Asked whether he had the majority needed to pass the bill, new coalition chairman David Amsalem did not sound confident, telling The Jerusalem Post Saturday night: “I don’t know. Wait until Monday and see.”
Amsalem’s predecessor, MK David Bitan, never needed to scrounge for votes the way Amsalem has. Last week, Netanyahu himself acted as coalition chairman, calling ministers and MKs to vote for Yisrael Beytenu’s bill regarding the death penalty.
Zionist Union faction chairman Yoel Hasson vowed to bring more coalition MKs to defect and oppose the minimarkets bill.
“I have more cards to play, and we intend to win the game,” Hasson told the Post.
Once the minimarkets bill passes, attention will turn to a bill that would permit United Torah Judaism leader Ya’acov Litzman to return to the Health Ministry and run it as a deputy minister two months after quitting to protest railway repairs done on Shabbat. That bill is expected to pass into law Wednesday.

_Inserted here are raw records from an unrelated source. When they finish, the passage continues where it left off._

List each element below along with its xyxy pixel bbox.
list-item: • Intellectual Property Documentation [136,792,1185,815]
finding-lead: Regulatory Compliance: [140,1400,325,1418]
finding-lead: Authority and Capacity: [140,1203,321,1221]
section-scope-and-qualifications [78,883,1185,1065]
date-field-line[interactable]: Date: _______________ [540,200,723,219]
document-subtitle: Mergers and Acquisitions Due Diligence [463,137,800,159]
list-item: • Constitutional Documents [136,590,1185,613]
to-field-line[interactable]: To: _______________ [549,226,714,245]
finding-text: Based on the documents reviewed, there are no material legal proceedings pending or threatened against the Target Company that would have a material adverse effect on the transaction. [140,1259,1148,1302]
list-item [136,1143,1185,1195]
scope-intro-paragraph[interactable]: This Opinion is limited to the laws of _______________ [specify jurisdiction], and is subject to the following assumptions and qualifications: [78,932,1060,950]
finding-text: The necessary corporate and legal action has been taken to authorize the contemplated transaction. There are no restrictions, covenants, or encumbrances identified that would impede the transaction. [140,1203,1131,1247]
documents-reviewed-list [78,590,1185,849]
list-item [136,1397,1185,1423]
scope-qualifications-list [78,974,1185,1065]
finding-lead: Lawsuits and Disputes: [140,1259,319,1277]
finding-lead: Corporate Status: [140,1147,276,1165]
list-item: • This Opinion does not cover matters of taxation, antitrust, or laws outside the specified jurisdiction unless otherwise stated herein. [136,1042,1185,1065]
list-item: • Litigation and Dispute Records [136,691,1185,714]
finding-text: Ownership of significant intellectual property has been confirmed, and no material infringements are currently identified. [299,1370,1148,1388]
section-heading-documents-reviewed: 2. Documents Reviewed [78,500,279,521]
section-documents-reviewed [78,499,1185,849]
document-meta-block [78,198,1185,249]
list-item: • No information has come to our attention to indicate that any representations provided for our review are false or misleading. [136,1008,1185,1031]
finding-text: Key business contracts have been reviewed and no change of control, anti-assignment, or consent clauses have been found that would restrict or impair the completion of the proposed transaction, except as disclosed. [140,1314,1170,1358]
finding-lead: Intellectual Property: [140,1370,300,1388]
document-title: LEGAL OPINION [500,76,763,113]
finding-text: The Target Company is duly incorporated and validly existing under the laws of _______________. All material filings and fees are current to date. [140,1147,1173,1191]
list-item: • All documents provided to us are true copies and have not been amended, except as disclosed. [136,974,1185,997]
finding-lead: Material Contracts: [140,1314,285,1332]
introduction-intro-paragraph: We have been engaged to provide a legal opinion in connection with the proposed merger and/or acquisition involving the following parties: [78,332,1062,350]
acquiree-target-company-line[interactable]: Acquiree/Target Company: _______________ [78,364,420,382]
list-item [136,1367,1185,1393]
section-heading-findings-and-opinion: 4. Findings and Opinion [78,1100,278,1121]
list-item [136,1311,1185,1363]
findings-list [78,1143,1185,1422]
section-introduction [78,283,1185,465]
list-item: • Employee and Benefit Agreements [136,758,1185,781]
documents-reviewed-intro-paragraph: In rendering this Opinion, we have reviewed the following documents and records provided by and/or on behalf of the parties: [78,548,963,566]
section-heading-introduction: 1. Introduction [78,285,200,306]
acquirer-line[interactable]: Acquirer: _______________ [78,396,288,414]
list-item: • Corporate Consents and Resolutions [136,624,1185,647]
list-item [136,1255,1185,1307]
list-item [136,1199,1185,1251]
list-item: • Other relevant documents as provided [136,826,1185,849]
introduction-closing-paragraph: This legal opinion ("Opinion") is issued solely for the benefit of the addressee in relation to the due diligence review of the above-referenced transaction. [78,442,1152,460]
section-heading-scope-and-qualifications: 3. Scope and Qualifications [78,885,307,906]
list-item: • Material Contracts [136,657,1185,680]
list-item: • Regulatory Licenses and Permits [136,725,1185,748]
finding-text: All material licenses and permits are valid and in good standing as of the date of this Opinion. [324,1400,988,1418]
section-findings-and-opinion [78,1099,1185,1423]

But what really matters for the government’s longevity is Thursday’s first vote in the cabinet on the 2019 state budget. Despite bad blood between them, Netanyahu and Finance Minister Moshe Kahlon have been working closely to complete the proposal.

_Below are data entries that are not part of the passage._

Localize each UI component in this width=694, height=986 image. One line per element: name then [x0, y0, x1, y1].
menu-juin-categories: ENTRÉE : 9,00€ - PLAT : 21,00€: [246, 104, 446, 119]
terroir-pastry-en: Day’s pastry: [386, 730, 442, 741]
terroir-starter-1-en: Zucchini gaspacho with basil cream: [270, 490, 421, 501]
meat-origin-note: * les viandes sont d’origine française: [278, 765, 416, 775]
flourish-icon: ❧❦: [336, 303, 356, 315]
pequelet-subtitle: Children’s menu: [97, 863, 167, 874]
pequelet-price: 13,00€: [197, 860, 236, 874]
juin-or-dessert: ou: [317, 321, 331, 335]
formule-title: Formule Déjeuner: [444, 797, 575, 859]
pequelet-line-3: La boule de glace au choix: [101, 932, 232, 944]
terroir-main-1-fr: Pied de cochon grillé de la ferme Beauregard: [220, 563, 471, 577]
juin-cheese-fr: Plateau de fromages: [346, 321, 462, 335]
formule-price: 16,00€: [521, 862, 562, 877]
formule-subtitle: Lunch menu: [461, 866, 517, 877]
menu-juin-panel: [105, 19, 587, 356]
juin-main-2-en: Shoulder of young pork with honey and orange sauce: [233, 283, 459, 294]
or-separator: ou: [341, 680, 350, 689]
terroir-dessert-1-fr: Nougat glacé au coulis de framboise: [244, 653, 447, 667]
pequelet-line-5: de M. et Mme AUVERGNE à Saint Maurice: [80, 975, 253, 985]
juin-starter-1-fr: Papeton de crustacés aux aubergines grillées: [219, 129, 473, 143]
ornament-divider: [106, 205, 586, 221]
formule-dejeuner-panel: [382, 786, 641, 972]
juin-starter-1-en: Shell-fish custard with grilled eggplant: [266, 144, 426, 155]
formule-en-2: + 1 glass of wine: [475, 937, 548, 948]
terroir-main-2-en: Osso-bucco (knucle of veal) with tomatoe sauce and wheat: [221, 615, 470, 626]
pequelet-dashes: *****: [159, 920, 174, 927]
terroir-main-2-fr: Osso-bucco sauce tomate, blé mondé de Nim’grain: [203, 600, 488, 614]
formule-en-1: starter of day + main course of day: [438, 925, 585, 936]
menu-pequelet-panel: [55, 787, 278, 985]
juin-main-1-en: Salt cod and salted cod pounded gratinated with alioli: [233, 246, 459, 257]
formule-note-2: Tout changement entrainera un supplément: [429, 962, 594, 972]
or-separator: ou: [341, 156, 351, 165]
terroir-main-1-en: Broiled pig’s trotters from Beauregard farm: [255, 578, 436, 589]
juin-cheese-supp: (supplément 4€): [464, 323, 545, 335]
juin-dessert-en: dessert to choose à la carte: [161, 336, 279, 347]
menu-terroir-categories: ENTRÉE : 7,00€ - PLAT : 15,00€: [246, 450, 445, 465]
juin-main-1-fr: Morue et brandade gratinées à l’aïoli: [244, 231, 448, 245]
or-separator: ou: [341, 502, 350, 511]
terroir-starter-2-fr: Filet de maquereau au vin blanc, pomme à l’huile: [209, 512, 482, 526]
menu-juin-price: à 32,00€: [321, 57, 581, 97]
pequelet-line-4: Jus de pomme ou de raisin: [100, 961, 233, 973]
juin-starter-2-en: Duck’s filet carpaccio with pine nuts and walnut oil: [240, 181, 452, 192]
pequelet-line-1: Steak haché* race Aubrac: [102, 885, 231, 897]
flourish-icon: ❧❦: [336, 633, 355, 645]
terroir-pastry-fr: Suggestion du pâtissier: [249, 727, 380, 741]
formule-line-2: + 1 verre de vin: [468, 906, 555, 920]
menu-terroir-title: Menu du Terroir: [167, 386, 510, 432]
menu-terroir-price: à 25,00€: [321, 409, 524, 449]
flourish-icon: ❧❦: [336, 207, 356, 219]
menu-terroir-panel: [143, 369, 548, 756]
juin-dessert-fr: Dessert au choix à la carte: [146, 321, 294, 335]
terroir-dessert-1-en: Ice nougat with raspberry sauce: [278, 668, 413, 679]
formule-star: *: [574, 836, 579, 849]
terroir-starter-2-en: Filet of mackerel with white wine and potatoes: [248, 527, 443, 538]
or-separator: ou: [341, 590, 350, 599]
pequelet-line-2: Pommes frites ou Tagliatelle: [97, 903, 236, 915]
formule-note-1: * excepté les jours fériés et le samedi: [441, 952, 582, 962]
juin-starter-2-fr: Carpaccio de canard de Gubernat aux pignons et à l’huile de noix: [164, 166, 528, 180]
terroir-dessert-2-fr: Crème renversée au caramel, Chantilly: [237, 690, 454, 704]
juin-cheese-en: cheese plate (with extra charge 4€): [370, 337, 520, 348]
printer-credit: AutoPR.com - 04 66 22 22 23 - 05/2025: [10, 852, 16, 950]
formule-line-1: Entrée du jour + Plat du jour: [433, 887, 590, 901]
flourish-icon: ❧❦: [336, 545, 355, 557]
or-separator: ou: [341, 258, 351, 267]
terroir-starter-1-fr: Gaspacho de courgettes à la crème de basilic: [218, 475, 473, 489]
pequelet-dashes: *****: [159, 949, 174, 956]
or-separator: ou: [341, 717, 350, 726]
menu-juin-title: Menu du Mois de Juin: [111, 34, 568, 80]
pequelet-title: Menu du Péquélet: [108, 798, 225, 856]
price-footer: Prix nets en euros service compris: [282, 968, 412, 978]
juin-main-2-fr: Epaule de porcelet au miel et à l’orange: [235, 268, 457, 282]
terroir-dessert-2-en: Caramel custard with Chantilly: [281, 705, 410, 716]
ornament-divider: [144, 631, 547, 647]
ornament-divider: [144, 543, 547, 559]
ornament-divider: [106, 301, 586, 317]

Passing budgets has caused coalition headaches in the past, and this time could be no exception. But none of the parties in the coalition want early elections, so it might be easier this time than in previous years.
Having a budget prepared this far before the end of a government’s term is unprecedented. The political quiet that it could usher in could be unprecedented as well.
But then again, Netanyahu’s criminal investigations will still hover over the government’s future like this weekend’s rain clouds. Even though police recommendations on the prime minister’s cases have been postponed until the spring, they are not going anywhere.
The probes ensure that no matter what happens during this critical week, the date of the next election will remain unpredictable.